I'm hospital IT as well. I'm more in the clinical apps side than a full blown, traditional IT role. I support our imaging systems and a couple other enterprise apps that support radiology.
As others have said, depending on how big your hospital/system is there are a number of job opportunities. We have over 400 IT staff that cover dozens of areas. You have your traditional IT jobs like network admins, help desk, server admins. And then you have the clinical app side that builds and supports the clinical applications like the HIS/RIS/PACS/LAB/EMER/ect. And then you have project managers, report writers, programmers, blackbelts, BSA's, ect. Lots of opportunities.
I will say that with many systems it's very hard to get "in" unless you know someone or have a very specific skill set that they are looking for. But once you are in, you are there for as long as you like. We have very, very low turnover. But part of that is just do to our local economy and not having many other similar sized employers that have similar jobs/salary/benefits.
It can be a pretty cool job that will offer you some highly specialized skills that other employers can't. With the PACS admin and HIS/RIS/HL7 knowledge I have I can find pretty well paying employment in almost any decent sized city with a large hospital. It's just a skillset that not many other people have.
Right now if you can build in some of the big name HIS systems then you can almost name your price as a consultant. Huge demand for these people.

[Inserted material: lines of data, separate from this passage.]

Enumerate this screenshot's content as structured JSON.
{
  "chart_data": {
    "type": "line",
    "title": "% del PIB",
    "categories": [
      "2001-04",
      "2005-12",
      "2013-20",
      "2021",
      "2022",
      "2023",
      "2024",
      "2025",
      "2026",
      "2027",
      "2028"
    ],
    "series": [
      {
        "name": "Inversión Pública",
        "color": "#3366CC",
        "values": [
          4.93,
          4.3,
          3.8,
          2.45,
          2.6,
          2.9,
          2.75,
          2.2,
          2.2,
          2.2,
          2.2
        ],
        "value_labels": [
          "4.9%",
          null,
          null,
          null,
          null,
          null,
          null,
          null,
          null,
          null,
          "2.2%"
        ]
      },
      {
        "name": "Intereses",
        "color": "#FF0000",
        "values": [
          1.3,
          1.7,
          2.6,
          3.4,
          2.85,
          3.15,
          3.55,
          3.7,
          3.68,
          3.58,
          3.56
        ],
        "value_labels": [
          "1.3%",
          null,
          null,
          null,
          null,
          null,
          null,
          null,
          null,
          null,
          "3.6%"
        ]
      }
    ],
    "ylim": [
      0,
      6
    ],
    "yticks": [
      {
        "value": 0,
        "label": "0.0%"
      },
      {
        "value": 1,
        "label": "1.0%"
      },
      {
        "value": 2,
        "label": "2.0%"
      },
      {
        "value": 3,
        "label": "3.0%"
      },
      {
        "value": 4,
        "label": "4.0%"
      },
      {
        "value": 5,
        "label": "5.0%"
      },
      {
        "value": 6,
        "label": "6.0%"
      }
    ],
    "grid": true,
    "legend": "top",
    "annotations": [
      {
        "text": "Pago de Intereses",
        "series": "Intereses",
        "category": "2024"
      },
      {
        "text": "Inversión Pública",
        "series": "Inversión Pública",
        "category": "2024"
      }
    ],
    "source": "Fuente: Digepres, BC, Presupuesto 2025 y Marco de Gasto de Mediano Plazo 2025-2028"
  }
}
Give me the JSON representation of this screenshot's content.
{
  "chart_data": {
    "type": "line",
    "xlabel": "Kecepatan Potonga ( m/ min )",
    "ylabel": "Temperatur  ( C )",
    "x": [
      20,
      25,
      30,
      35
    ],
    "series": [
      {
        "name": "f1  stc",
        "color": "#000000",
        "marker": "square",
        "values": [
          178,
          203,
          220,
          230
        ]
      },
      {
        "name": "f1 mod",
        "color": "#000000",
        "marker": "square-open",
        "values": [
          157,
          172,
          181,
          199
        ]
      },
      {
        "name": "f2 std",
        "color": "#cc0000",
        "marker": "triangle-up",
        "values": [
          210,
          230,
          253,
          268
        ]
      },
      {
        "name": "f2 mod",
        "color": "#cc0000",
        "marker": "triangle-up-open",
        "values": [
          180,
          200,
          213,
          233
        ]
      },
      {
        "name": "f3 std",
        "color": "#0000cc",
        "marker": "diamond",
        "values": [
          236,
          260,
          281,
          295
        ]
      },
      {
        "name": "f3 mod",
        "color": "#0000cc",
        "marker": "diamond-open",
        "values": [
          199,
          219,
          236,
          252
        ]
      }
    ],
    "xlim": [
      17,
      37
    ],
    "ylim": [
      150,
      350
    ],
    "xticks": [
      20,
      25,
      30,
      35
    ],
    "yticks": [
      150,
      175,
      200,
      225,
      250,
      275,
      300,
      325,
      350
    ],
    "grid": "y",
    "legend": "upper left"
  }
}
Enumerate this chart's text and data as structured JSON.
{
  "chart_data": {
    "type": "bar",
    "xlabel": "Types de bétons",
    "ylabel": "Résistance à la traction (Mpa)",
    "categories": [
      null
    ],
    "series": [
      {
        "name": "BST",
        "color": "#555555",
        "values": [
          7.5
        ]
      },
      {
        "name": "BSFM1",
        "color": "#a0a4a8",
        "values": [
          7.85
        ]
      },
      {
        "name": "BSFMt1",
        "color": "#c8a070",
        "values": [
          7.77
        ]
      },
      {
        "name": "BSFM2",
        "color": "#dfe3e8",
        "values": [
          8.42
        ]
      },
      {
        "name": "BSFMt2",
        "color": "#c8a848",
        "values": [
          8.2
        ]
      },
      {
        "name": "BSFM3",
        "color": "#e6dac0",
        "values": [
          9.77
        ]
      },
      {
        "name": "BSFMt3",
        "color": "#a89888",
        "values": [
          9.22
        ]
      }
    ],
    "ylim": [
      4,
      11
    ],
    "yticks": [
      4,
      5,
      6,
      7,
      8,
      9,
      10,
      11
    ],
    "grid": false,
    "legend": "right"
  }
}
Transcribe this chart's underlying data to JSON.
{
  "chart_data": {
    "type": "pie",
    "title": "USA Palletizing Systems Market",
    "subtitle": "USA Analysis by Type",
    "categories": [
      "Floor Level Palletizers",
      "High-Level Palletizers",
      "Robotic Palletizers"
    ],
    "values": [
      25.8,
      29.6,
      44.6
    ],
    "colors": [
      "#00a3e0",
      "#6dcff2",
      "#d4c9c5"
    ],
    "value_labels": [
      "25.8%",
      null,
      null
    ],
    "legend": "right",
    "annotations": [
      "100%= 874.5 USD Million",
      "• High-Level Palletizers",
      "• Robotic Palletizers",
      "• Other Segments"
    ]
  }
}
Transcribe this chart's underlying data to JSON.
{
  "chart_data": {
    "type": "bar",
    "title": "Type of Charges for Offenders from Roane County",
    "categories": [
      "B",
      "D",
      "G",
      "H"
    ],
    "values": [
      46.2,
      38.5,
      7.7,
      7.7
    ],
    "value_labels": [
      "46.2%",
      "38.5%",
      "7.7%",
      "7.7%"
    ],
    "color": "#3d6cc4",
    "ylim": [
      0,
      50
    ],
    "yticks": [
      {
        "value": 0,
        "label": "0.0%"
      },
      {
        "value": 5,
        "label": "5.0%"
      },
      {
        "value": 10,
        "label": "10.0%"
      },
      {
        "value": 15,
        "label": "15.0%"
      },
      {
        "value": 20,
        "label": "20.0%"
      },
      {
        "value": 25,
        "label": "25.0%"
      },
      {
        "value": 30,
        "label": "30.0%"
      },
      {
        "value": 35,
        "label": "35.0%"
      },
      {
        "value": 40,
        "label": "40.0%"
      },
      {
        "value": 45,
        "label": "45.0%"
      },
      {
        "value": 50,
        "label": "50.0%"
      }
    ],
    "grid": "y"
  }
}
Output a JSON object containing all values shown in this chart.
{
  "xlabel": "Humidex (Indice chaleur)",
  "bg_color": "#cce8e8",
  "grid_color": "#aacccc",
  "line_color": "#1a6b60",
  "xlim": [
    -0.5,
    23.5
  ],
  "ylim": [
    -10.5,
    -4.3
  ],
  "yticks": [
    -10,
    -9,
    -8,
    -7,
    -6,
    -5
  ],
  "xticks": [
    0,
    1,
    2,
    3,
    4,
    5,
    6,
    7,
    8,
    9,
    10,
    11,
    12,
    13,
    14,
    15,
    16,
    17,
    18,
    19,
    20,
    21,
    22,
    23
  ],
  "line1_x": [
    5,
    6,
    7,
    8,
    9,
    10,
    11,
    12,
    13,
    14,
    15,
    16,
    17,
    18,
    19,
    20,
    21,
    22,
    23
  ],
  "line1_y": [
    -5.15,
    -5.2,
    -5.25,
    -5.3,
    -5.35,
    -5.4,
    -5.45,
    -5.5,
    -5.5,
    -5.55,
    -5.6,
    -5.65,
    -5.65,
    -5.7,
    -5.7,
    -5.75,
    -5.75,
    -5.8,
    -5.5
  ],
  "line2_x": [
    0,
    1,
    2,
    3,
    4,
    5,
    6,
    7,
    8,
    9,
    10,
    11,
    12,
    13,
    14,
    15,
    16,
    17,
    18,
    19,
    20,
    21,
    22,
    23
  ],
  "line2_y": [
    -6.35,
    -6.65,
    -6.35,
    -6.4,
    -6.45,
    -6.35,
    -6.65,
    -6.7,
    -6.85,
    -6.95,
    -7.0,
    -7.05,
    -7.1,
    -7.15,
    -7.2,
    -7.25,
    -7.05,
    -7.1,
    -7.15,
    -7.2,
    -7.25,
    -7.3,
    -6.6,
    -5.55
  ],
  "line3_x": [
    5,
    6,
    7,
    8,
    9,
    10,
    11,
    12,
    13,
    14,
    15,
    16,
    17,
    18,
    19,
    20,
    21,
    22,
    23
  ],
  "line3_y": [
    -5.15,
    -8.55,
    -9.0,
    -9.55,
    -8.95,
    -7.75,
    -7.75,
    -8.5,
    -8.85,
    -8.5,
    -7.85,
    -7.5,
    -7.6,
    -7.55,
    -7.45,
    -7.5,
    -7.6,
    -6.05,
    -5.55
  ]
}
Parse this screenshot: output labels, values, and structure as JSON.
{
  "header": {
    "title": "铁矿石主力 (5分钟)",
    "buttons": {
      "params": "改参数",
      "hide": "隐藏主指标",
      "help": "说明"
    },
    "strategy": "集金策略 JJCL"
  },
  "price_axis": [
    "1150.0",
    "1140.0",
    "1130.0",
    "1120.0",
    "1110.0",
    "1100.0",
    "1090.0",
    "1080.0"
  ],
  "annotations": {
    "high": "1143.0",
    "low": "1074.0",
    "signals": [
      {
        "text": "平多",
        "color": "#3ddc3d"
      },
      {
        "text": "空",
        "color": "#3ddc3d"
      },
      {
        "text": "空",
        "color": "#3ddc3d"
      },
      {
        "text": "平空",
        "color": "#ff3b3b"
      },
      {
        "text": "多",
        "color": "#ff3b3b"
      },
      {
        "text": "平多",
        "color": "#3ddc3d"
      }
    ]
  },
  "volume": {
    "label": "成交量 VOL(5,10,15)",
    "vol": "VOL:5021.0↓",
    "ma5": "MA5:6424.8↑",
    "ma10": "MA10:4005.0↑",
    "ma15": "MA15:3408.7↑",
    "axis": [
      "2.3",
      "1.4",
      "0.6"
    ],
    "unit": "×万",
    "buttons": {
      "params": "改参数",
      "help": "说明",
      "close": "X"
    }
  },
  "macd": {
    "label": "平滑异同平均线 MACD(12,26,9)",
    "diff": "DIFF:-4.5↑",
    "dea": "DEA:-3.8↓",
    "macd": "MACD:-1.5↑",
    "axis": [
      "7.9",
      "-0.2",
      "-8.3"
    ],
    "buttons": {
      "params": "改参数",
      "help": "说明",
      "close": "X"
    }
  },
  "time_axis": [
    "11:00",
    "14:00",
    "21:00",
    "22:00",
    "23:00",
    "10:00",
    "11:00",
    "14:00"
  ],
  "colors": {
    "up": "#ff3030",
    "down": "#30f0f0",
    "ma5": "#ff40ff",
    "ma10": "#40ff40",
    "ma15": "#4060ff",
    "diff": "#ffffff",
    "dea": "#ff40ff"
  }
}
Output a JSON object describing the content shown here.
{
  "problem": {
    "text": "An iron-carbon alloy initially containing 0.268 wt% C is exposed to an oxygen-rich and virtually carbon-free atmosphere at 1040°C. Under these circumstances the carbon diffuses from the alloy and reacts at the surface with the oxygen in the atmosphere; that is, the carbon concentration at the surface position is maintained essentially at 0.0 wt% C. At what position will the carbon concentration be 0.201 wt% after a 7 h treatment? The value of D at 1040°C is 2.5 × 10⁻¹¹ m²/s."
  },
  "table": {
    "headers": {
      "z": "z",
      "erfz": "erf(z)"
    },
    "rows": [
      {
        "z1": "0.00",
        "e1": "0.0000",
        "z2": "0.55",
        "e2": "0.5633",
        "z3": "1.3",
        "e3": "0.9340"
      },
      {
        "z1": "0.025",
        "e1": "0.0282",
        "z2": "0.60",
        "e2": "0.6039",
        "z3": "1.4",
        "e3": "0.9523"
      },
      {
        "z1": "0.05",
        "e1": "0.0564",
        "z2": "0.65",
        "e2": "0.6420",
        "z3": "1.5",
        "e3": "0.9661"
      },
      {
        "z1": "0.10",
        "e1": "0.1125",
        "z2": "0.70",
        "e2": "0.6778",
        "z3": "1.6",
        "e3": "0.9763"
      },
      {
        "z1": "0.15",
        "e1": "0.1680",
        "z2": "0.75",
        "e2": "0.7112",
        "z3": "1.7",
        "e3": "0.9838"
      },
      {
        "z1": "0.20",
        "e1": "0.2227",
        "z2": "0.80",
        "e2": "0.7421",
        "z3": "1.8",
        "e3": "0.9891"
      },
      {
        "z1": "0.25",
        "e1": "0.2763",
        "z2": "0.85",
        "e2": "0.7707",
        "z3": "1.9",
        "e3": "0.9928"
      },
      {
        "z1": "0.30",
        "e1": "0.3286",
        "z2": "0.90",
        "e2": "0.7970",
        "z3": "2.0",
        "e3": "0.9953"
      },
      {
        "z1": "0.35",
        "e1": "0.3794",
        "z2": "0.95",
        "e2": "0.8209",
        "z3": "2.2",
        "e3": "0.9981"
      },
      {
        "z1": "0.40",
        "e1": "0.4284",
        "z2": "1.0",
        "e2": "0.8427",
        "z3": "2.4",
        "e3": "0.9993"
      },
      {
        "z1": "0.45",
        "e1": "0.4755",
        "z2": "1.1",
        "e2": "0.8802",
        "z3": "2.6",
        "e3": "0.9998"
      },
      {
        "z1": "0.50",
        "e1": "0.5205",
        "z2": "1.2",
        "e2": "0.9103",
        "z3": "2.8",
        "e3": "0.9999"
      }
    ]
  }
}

Downsides is that it can be a pretty inbred employer. Lots of former clinical people (nurses mostly) come over to be application builders/support. Which is good an bad. Good in that they really know the users and the workflows, but bad in that they have huge gaps in the world of IT. Same thing with MD's. You'll quickly learn that the hospitals will pretty much coddle them and escalate even the most trivial thing "because it affects a doctor". Most of them are pretty cool guys, but there's enough of the "I refuse to learn this/I don't have time to learn this/I *AM* doing it right even though I'm really not" types out there to keep you frustrated.
Overall I'm happy. I can't think of a day in the last 5 years that I woke up and said "I really don't want to go to work today". I can't say that for previous jobs I've had.